En tant que jeune député, cela me désole de constater cette perception très négative du politique. Je crois qu'il y a un grand travail en matière de lutte contre la corruption. Les responsabilités politiques ne doivent plus être des certificats d'impunité. Et là, c'est aussi l'objectif de ce grand projet politique que nous souhaitons porter. La collusion entre la politique et la corruption, nous l'avons vue avec l'affaire Chafik Jarraya. Malheureusement, cette affaire est restée au niveau des hommes d'affaires et n'a pas été élargie à certaines complicités dans le monde politique. Sans moralisation de la vie politique, la démocratie tunisienne restera fragile.
Aujourd'hui, deux piliers de la démocratie restent faibles: les médias et la justice, cela ne contribue-t-il pas à la fragilisation de la démocratie naissante ?
Je suis un fervent défenseur de l'autorégulation. Nous avons défendu l'indépendance des médias et de la justice.

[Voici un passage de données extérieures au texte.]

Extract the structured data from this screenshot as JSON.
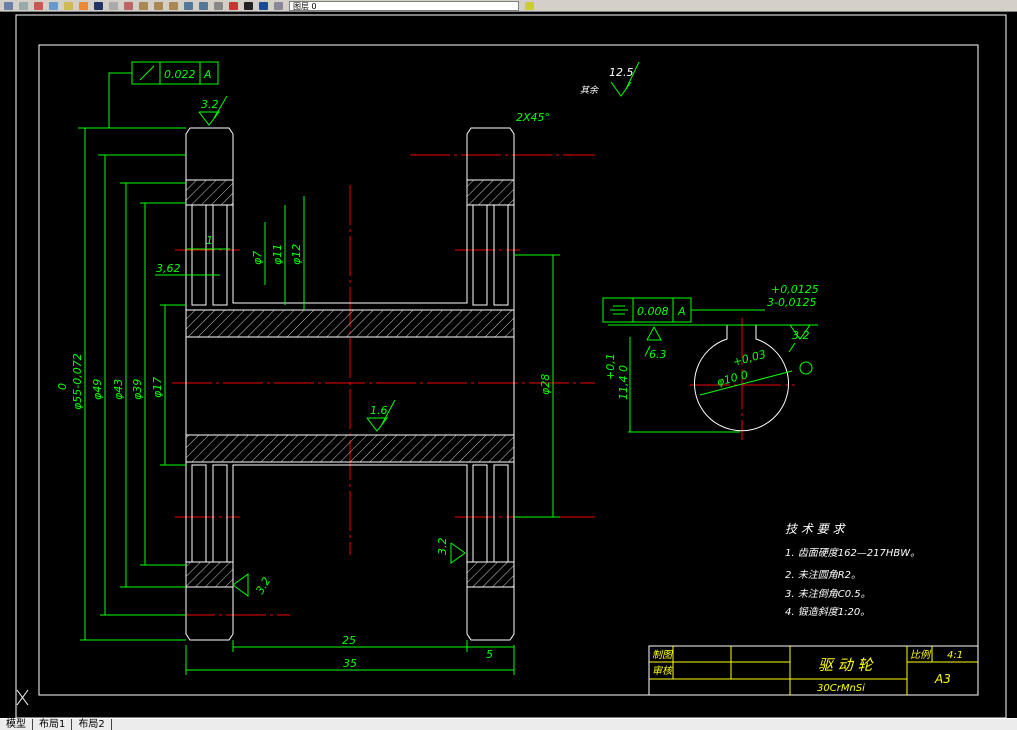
{
  "toolbar": {
    "layer_name": "图层 0",
    "icons": [
      "print-icon",
      "preview-icon",
      "cut-icon",
      "copy-icon",
      "paste-icon",
      "match-properties-icon",
      "undo-icon",
      "redo-icon",
      "pan-icon",
      "zoom-realtime-icon",
      "zoom-window-icon",
      "zoom-previous-icon",
      "properties-icon",
      "design-center-icon",
      "tool-palette-icon",
      "help-icon",
      "layer-manager-icon",
      "layer-state-icon"
    ]
  },
  "layout_tabs": [
    "模型",
    "布局1",
    "布局2"
  ],
  "colors": {
    "background": "#000000",
    "geometry": "#ffffff",
    "dimension": "#00ff00",
    "centerline": "#ff0000",
    "text": "#ffffff",
    "titleblock": "#ffff00"
  },
  "drawing": {
    "gdt_runout": {
      "value": "0.022",
      "datum": "A"
    },
    "gdt_symmetry": {
      "value": "0.008",
      "datum": "A"
    },
    "roughness": {
      "top": "3.2",
      "general": "12.5",
      "general_label": "其余",
      "bore": "1.6",
      "flange": "3.2",
      "groove": "3.2",
      "keyway_bottom": "6.3",
      "keyway_side": "3.2"
    },
    "chamfer": "2X45°",
    "dims": {
      "d55": "φ55-0,072",
      "d55_upper": "0",
      "d49": "φ49",
      "d43": "φ43",
      "d39": "φ39",
      "d17": "φ17",
      "d7": "φ7",
      "d11": "φ11",
      "d12": "φ12",
      "w362": "3,62",
      "w1": "1",
      "d28": "φ28",
      "l25": "25",
      "l35": "35",
      "l5": "5",
      "key_w_upper": "+0,0125",
      "key_w": "3-0,0125",
      "key_h_upper": "+0,1",
      "key_h": "11,4 0",
      "bore_upper": "+0,03",
      "bore": "φ10 0"
    },
    "tech_req": {
      "title": "技   术   要   求",
      "items": [
        "1. 齿面硬度162—217HBW。",
        "2. 未注圆角R2。",
        "3. 未注倒角C0.5。",
        "4. 锻造斜度1:20。"
      ]
    },
    "title_block": {
      "drawn_label": "制图",
      "checked_label": "审核",
      "part_name": "驱 动 轮",
      "material": "30CrMnSi",
      "scale_label": "比例",
      "scale": "4:1",
      "sheet": "A3"
    }
  }
}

C'est la responsabilité des journalistes et des magistrats de mener la réforme. C'est leur responsabilité. Je déconseille d'ailleurs aux politiques d'intervenir dans le domaine des médias et dans le domaine de la justice. Notre rôle est de donner à chacun des deux corps les moyens pour qu'il engage ses réformes et nous accomplirons ce rôle. Intervenir, même de bonne foi, est à mon avis un retour en arrière. La réforme doit venir de l'intérieur.